Nostell Priory Curator Simon McCormack said: “The National Trust has selected 125 iconic objects from its homes for a special book commemorating the anniversary and six of them are in Nostell, more than any other in North England.

“All of these flagship objects and many other treasures are at Nostell thanks to the Winn family, as part of their efforts to create a grand and fashionable home.

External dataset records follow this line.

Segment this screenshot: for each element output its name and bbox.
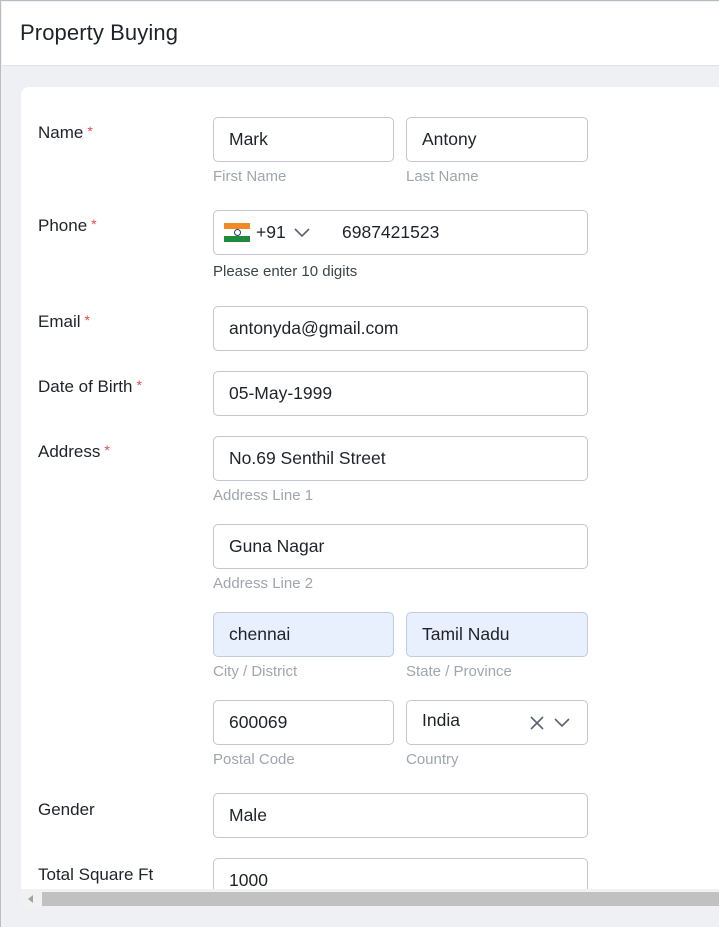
state-input[interactable]: Tamil Nadu — [406, 612, 588, 657]
scroll-left-icon[interactable] — [25, 893, 37, 905]
india-flag-icon[interactable] — [224, 223, 250, 242]
page-header: Property Buying — [2, 2, 719, 66]
first-name-input[interactable]: Mark — [213, 117, 394, 162]
last-name-caption: Last Name — [406, 168, 479, 185]
dob-label: Date of Birth * — [38, 377, 142, 396]
address-label: Address * — [38, 442, 110, 461]
city-caption: City / District — [213, 663, 298, 680]
required-mark: * — [136, 377, 142, 393]
dial-code-selector[interactable]: +91 — [256, 211, 286, 254]
required-mark: * — [84, 312, 90, 328]
country-caption: Country — [406, 751, 459, 768]
required-mark: * — [91, 216, 97, 232]
gender-input[interactable]: Male — [213, 793, 588, 838]
email-input[interactable]: antonyda@gmail.com — [213, 306, 588, 351]
address-line2-input[interactable]: Guna Nagar — [213, 524, 588, 569]
chevron-down-icon[interactable] — [554, 717, 570, 729]
first-name-caption: First Name — [213, 168, 287, 185]
chevron-down-icon[interactable] — [294, 228, 310, 238]
phone-number-input[interactable]: 6987421523 — [342, 211, 439, 254]
country-select[interactable]: India — [406, 700, 588, 745]
address-line1-input[interactable]: No.69 Senthil Street — [213, 436, 588, 481]
scrollbar-thumb[interactable] — [42, 892, 719, 906]
page-frame: Property Buying Name * Mark Antony First … — [0, 0, 719, 927]
horizontal-scrollbar[interactable] — [21, 889, 719, 909]
clear-icon[interactable] — [529, 715, 545, 731]
address-line1-caption: Address Line 1 — [213, 487, 314, 504]
postal-code-caption: Postal Code — [213, 751, 295, 768]
last-name-input[interactable]: Antony — [406, 117, 588, 162]
square-ft-value: 1000 — [229, 870, 268, 890]
dob-input[interactable]: 05-May-1999 — [213, 371, 588, 416]
state-caption: State / Province — [406, 663, 512, 680]
name-label: Name * — [38, 123, 93, 142]
page-title: Property Buying — [20, 20, 179, 45]
required-mark: * — [87, 123, 93, 139]
square-ft-label: Total Square Ft — [38, 865, 154, 884]
bottom-strip — [1, 909, 719, 927]
phone-field: +91 6987421523 — [213, 210, 588, 255]
city-input[interactable]: chennai — [213, 612, 394, 657]
phone-hint: Please enter 10 digits — [213, 263, 358, 280]
phone-label: Phone * — [38, 216, 97, 235]
gender-label: Gender — [38, 800, 95, 819]
required-mark: * — [104, 442, 110, 458]
address-line2-caption: Address Line 2 — [213, 575, 314, 592]
email-label: Email * — [38, 312, 90, 331]
country-value: India — [422, 710, 460, 730]
postal-code-input[interactable]: 600069 — [213, 700, 394, 745]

“This fall, visitors can see them in a repost that highlights their importance, not just to the home, but to our nation’s collective heritage.”

Site General Manager Jonathan Brewer added, “Nostell is one of the North’s best kept secrets.

“We want people to see, share and shape treasures not only in the house, but also on Nostell’s 300 acres of land, which includes meadows, woods, lakes, a historic stable yard, an orangery. , pleasure grounds, a rose garden, a menagerie garden and a functional kitchen. garden.

“Tours of Nostell’s House, Park and Gardens help support vital conservation work and new exhibits such as the Six Treasures Experience, and we are very grateful to everyone for their support, without which we couldn’t do what we’re doing. “

The estate dates from 1733, and was built for the Winn family on the site of a medieval priory.

The priory and its contents were donated to the National Trust in 1953 by the administrators of the estate and Rowland Winn, the third Baron St Oswald.